Predictably, when the bunkers were unoccupied, the PLA brought out its bulldozers and demolished the bunkers. When the Indian patrol discovered this, not knowing the previous history of such demolitions and reconstructions, they informed their superior officers about the aggressiveness of the Chinese.
The message that Chinese bulldozers were in action in Doklam, according to sources, went all the way up to the Major General who is the General Officer Commanding of the 17 Mountain Division based at Gangtok. He in turn informed his bosses in Army Headquarters in Delhi.
Sources claim that the Chinese use of bulldozers was linked to possible road construction activities by the army authorities sitting in Gangtok.

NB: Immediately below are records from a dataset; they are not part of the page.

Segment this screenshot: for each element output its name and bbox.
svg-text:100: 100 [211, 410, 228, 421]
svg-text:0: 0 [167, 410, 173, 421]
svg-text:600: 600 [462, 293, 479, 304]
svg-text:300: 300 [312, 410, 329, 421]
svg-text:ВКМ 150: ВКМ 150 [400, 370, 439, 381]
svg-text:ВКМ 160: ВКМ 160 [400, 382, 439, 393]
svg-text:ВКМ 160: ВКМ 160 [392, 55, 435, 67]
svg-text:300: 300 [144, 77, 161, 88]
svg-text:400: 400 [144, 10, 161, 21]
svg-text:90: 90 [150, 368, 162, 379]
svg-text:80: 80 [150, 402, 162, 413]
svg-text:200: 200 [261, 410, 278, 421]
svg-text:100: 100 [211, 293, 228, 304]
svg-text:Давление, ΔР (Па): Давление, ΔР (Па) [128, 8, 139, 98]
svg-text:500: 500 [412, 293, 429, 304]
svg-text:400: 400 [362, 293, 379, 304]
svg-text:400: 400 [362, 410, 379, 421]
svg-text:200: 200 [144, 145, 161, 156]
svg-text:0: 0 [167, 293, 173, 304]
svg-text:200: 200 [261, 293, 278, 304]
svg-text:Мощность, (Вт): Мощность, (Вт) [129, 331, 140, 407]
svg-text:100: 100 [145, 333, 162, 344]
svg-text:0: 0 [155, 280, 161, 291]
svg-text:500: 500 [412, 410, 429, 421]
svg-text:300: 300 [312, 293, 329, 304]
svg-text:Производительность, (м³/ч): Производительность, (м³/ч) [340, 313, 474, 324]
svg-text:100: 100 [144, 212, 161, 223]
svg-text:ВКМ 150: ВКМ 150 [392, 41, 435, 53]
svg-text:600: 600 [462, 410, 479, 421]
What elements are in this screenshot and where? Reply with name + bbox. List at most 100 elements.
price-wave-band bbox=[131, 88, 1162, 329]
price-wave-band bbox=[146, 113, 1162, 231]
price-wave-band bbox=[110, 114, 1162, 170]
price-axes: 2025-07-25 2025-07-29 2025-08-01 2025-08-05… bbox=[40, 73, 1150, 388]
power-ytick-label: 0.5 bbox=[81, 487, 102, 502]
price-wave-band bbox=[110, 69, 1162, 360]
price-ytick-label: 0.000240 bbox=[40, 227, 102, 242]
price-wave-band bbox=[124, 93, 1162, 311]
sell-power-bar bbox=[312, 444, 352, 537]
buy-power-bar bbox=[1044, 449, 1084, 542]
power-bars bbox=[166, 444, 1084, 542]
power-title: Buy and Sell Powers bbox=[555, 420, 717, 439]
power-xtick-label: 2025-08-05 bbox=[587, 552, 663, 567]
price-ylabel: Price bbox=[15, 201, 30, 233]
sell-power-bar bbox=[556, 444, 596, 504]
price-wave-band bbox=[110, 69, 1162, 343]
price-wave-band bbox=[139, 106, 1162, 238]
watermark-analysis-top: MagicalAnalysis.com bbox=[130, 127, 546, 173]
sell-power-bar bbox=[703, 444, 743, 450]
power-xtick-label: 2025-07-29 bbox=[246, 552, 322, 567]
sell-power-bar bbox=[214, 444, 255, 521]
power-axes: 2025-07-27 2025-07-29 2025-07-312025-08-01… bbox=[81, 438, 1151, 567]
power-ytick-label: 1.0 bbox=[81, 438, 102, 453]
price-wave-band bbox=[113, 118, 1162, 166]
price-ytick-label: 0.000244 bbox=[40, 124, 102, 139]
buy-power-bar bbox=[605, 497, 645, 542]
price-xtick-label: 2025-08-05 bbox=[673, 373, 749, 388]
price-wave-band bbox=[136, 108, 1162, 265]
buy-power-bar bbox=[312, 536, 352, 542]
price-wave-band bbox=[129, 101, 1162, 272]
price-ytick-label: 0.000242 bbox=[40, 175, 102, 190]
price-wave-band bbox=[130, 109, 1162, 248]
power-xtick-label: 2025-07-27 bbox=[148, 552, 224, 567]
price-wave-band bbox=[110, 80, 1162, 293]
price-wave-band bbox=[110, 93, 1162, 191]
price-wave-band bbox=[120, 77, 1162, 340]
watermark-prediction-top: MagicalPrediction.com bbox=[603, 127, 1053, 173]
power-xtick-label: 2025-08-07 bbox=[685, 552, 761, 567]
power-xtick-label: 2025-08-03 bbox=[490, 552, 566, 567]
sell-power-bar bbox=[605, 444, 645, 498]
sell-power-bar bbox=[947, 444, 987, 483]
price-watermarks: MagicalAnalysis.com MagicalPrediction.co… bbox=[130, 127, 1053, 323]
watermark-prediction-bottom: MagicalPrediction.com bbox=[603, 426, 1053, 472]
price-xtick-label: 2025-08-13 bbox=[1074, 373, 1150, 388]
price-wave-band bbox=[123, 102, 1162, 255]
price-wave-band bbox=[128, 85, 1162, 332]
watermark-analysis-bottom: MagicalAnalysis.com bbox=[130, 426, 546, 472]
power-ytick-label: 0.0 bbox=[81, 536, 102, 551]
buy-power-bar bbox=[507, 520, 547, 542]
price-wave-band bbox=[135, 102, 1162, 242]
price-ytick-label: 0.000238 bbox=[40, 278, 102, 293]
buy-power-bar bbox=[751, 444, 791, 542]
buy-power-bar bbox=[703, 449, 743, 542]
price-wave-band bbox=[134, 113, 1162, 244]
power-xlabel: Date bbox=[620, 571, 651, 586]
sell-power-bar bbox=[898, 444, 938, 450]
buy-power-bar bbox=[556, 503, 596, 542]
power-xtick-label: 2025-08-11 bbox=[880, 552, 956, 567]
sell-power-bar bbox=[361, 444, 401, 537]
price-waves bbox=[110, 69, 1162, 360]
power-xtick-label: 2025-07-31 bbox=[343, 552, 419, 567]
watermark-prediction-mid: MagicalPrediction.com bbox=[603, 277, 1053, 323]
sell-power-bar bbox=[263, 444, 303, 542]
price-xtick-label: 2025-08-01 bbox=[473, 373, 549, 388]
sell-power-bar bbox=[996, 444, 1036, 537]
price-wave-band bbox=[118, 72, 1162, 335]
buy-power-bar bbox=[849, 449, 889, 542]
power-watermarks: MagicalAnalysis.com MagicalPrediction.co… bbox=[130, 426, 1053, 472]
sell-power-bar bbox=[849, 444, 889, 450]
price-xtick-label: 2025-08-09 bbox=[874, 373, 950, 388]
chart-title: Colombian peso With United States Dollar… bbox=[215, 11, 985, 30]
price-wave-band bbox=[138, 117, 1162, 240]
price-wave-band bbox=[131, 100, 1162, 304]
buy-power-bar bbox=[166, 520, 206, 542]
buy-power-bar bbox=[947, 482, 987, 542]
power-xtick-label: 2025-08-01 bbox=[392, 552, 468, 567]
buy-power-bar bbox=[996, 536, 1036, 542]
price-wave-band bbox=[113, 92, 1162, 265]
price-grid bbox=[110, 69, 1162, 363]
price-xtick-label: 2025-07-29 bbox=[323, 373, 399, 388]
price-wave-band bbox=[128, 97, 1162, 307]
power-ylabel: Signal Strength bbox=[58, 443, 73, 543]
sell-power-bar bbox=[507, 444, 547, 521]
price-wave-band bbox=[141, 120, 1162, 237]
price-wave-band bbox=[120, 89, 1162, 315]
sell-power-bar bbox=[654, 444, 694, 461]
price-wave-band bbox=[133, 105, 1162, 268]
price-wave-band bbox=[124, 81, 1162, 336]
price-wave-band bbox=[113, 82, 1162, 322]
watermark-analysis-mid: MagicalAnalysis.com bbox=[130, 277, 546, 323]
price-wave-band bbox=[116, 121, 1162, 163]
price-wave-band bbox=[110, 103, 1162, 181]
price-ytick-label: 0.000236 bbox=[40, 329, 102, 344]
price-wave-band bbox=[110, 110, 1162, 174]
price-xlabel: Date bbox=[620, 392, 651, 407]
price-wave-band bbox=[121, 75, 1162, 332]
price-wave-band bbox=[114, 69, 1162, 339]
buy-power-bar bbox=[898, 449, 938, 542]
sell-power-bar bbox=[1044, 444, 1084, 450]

They presumed that the Chinese were extending the existing road from Doka La (Doka Pass) through the Doklam Plateau towards the Bhutan Army camp at Zompelri near the Jampheri Ridge.
The senior army officers in Delhi also believed the road construction theory and instructed the local army unit to prevent any road construction and stay put. Bhutan was taken on board and a full-scale military standoff began. General Bipin Rawat in fact visited both the 17 Mountain Division at Gangtok and the 27 Mountain Division at Kalimpong to boost the morale of his forces and take stock of the ground situation.

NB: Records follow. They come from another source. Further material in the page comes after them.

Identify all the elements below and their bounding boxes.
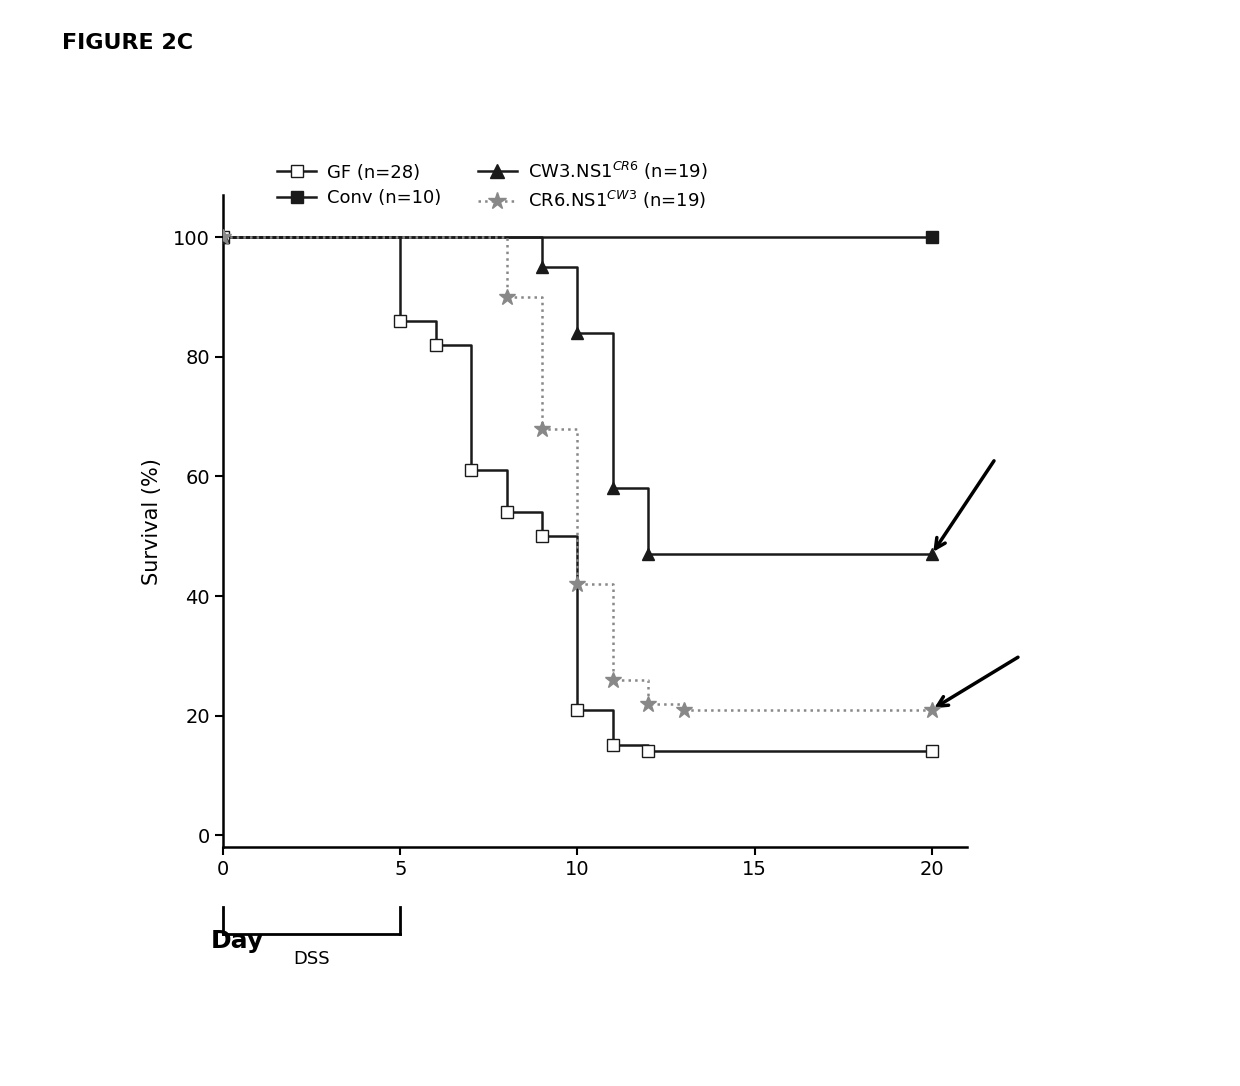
Text: Day: Day bbox=[211, 929, 264, 952]
Text: DSS: DSS bbox=[294, 950, 330, 969]
Text: FIGURE 2C: FIGURE 2C bbox=[62, 33, 193, 52]
Y-axis label: Survival (%): Survival (%) bbox=[143, 458, 162, 584]
Legend: GF (n=28), Conv (n=10), CW3.NS1$^{CR6}$ (n=19), CR6.NS1$^{CW3}$ (n=19): GF (n=28), Conv (n=10), CW3.NS1$^{CR6}$ … bbox=[269, 152, 715, 218]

The Chinese, meanwhile, could not fathom why India was over-reacting. The Chinese media went on the offensive; and on the Indian side, security experts exaggerated and overplayed the strategic threat to India from the Chinese road construction activity. A full-scale propaganda war over claims, counter-claims and charges and counter-charges began.
At the end of it, through a “near-simultaneous” withdrawal of forces to pre-June 16 positions, the standoff was resolved. Both sides claimed victory but the Chinese went back only 250 metres while to maintain peace India had to give up patrolling the area where two destroyed bunkers had existed. The Chinese got what they wanted.
Although the military standoff is behind us, perhaps an assessment still needs to be made of the strategic cost-benefit analysis of the confrontation, the nature of information flow, the response and analysis systems within the Indian armed forces and the wisdom of the current crop of Indian Army commanders.